Benzene diazonium chloride on reaction with aniline in the presence of dilute hydrochloric acid gives:

We are asked to predict the product when benzene diazonium chloride reacts with aniline in the presence of dilute hydrochloric acid. First, let us write the formulas of the reactants in a compact mathematical form.

Benzene diazonium chloride is represented as $$\text{C}_6\text{H}_5{-}\overset{+}{\text{N}}\!\!=\!\!\text{N}\; \text{Cl}^-$$ while aniline is $$\text{C}_6\text{H}_5\text{NH}_2$$

In the presence of dilute $$\text{HCl}$$, a small fraction of aniline gets protonated to the anilinium ion $$\text{C}_6\text{H}_5\text{NH}_3^{+}\;,$$ but a sufficient amount of the free -NH2 form is still present because the acid is only dilute. The unprotonated aniline ring therefore behaves as an activated aromatic system; its electron-releasing $$-\,\text{NH}_2$$ group makes the ortho and para positions strongly nucleophilic toward an electrophile.
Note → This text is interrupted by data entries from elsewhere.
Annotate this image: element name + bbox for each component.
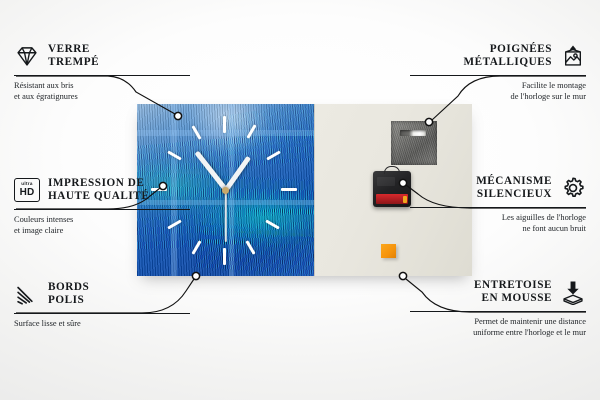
mechanism-panel-slot [377,177,395,186]
feature-description: Permet de maintenir une distanceuniforme… [410,316,586,339]
hour-marker [223,248,226,265]
feature-header: BORDSPOLIS [14,278,190,310]
feature-description: Résistant aux briset aux égratignures [14,80,190,103]
feature-divider [14,75,190,76]
feature-callout-mecanisme[interactable]: MÉCANISMESILENCIEUX Les aiguilles de l'h… [410,172,586,235]
feature-description: Couleurs intenseset image claire [14,214,190,237]
hour-marker [281,188,297,191]
polished-edge-icon [14,281,40,307]
feature-divider [14,209,190,210]
feature-divider [410,207,586,208]
feature-callout-entretoise[interactable]: ENTRETOISEEN MOUSSE Permet de maintenir … [410,276,586,339]
down-arrow-on-stack-icon [560,279,586,305]
framed-picture-hanging-icon [560,43,586,69]
clock-minute-hand [194,151,227,192]
hour-marker [191,240,201,254]
battery [376,194,408,204]
foam-spacer [381,244,396,258]
feature-callout-poignees[interactable]: POIGNÉESMÉTALLIQUES Facilite le montaged… [410,40,586,103]
hour-marker [223,116,226,133]
metallic-hanger-plate [391,121,437,165]
print-grid-line [229,104,234,276]
hour-marker [191,125,201,139]
clock-hour-hand [223,156,250,192]
hour-marker [265,219,279,229]
hour-marker [245,240,255,254]
feature-description: Surface lisse et sûre [14,318,190,329]
feature-description: Les aiguilles de l'horlogene font aucun … [410,212,586,235]
wave-pattern-band [221,104,314,155]
infographic-canvas: VERRETREMPÉ Résistant aux briset aux égr… [0,0,600,400]
feature-description: Facilite le montagede l'horloge sur le m… [410,80,586,103]
battery-terminal [403,196,407,203]
wave-pattern-band [195,222,314,276]
silent-quartz-mechanism [373,171,411,207]
feature-title: ENTRETOISEEN MOUSSE [410,279,552,305]
diamond-icon [14,43,40,69]
wave-pattern-band [137,129,314,176]
clock-center-cap [222,187,229,194]
clock-second-hand [225,190,227,242]
feature-header: MÉCANISMESILENCIEUX [410,172,586,204]
feature-title: VERRETREMPÉ [48,43,190,69]
hd-badge-main-text: HD [20,188,35,198]
mechanism-hanging-loop [384,166,400,174]
feature-title: MÉCANISMESILENCIEUX [410,175,552,201]
feature-header: POIGNÉESMÉTALLIQUES [410,40,586,72]
hanger-slot [400,130,426,136]
feature-divider [410,75,586,76]
feature-callout-impression[interactable]: ultra HD IMPRESSION DEHAUTE QUALITÉ Coul… [14,174,190,237]
feature-callout-bords-polis[interactable]: BORDSPOLIS Surface lisse et sûre [14,278,190,329]
feature-divider [410,311,586,312]
feature-header: ENTRETOISEEN MOUSSE [410,276,586,308]
feature-callout-verre-trempe[interactable]: VERRETREMPÉ Résistant aux briset aux égr… [14,40,190,103]
feature-divider [14,313,190,314]
feature-title: POIGNÉESMÉTALLIQUES [410,43,552,69]
hour-marker [167,150,181,160]
feature-title: IMPRESSION DEHAUTE QUALITÉ [48,177,190,203]
gear-icon [560,175,586,201]
hour-marker [246,124,256,138]
feature-header: ultra HD IMPRESSION DEHAUTE QUALITÉ [14,174,190,206]
feature-header: VERRETREMPÉ [14,40,190,72]
hour-marker [266,150,280,160]
ultra-hd-badge-icon: ultra HD [14,178,40,202]
feature-title: BORDSPOLIS [48,281,190,307]
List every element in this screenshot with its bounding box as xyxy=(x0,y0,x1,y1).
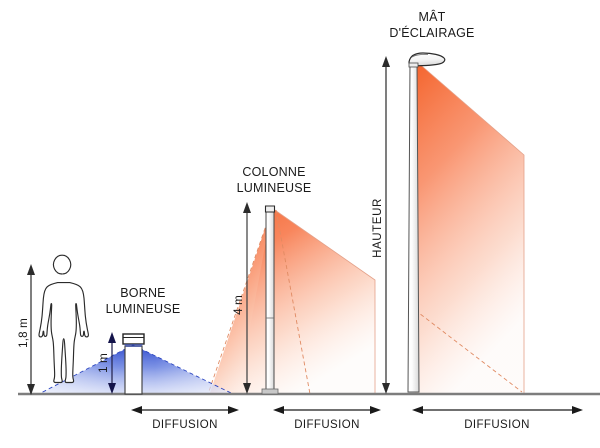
borne-diffusion-label: DIFFUSION xyxy=(152,419,218,431)
mat-diffusion-arrow-right xyxy=(572,406,583,414)
person-height-label: 1,8 m xyxy=(18,318,30,348)
colonne-title: COLONNE LUMINEUSE xyxy=(237,165,312,195)
colonne-emitter xyxy=(266,206,275,212)
borne-diffusion-arrow-right xyxy=(228,406,239,414)
person-height-dimension: 1,8 m xyxy=(18,264,35,395)
colonne-title-line1: COLONNE xyxy=(242,165,305,179)
diagram-canvas: 1,8 m 1 m BORNE LUMINEUSE xyxy=(0,0,600,448)
colonne-diffusion-arrow-left xyxy=(273,406,284,414)
colonne-height-arrow-head-top xyxy=(243,202,251,213)
mat-light-beam xyxy=(415,60,524,393)
colonne-diffusion-label: DIFFUSION xyxy=(294,419,360,431)
mat-diffusion-label: DIFFUSION xyxy=(464,419,530,431)
mat-diffusion-dimension: DIFFUSION xyxy=(412,406,583,431)
borne-title: BORNE LUMINEUSE xyxy=(106,286,181,316)
colonne-diffusion-dimension: DIFFUSION xyxy=(273,406,381,431)
mat-diffusion-arrow-left xyxy=(412,406,423,414)
mat-title-line2: D'ÉCLAIRAGE xyxy=(389,25,474,40)
borne-cap xyxy=(123,334,144,344)
mat-title-line1: MÂT xyxy=(419,9,446,24)
lighting-height-diagram: 1,8 m 1 m BORNE LUMINEUSE xyxy=(0,0,600,448)
colonne-height-label: 4 m xyxy=(233,295,245,315)
colonne-body xyxy=(266,206,274,392)
human-silhouette xyxy=(39,255,88,382)
borne-diffusion-arrow-left xyxy=(131,406,142,414)
colonne-base xyxy=(262,389,278,394)
mat-height-label: HAUTEUR xyxy=(372,198,384,258)
borne-body xyxy=(125,346,142,394)
borne-light-slot xyxy=(124,344,143,347)
mat-height-arrow-head-top xyxy=(382,56,390,67)
borne-diffusion-dimension: DIFFUSION xyxy=(131,406,239,431)
mat-beam-polygon xyxy=(415,60,524,393)
person-height-arrow-head-top xyxy=(27,264,35,275)
borne-title-line1: BORNE xyxy=(120,286,165,300)
human-body-outline xyxy=(39,255,88,382)
borne-height-label: 1 m xyxy=(98,353,110,373)
colonne-title-line2: LUMINEUSE xyxy=(237,181,312,195)
colonne-diffusion-arrow-right xyxy=(370,406,381,414)
mat-height-arrow-head-bottom xyxy=(382,383,390,394)
borne-height-arrow-head-top xyxy=(108,332,116,343)
borne-fixture xyxy=(123,334,144,394)
mat-pole xyxy=(408,62,419,392)
mat-head-collar xyxy=(409,63,418,67)
borne-title-line2: LUMINEUSE xyxy=(106,302,181,316)
mat-title: MÂT D'ÉCLAIRAGE xyxy=(389,9,474,40)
The diazonium cation $$\text{C}_6\text{H}_5\!-\!{\overset{+}{\text N}}\!\!=\!\!\text N$$ is a very good electrophile. Hence the well-known azo-coupling reaction (an electrophilic aromatic substitution) occurs. The coupling takes place preferentially at the para site of aniline because the ortho sites are sterically hindered by the -NH2 group. Writing the step explicitly, we have

$$ \text{C}_6\text{H}_5{-}\overset{+}{\text{N}}\!\!=\!\!\text{N}\; \text{Cl}^- \;+\; \text{C}_6\text{H}_4\big(\text{NH}_2\big)\; \longrightarrow\; \text{C}_6\text{H}_5{-}\text{N}{=}\text{N}{-}\text{C}_6\text{H}_4\big(\text{NH}_2\big)_{p} \;+\; \text{Cl}^- . $$

The product contains an -N=N- azo linkage bridging two benzene rings, and the -NH2 group of the second ring occupies the para position with respect to that bridge. The systematic name of this dye is p-aminoazobenzene; it is also called aniline yellow.

Because an -N=N- linkage (not an -N=N-NH- linkage) is formed, the compound is an azo compound, not a diazoamino compound. Among the given choices, only Option A correctly describes this structure.

Hence, the correct answer is Option A.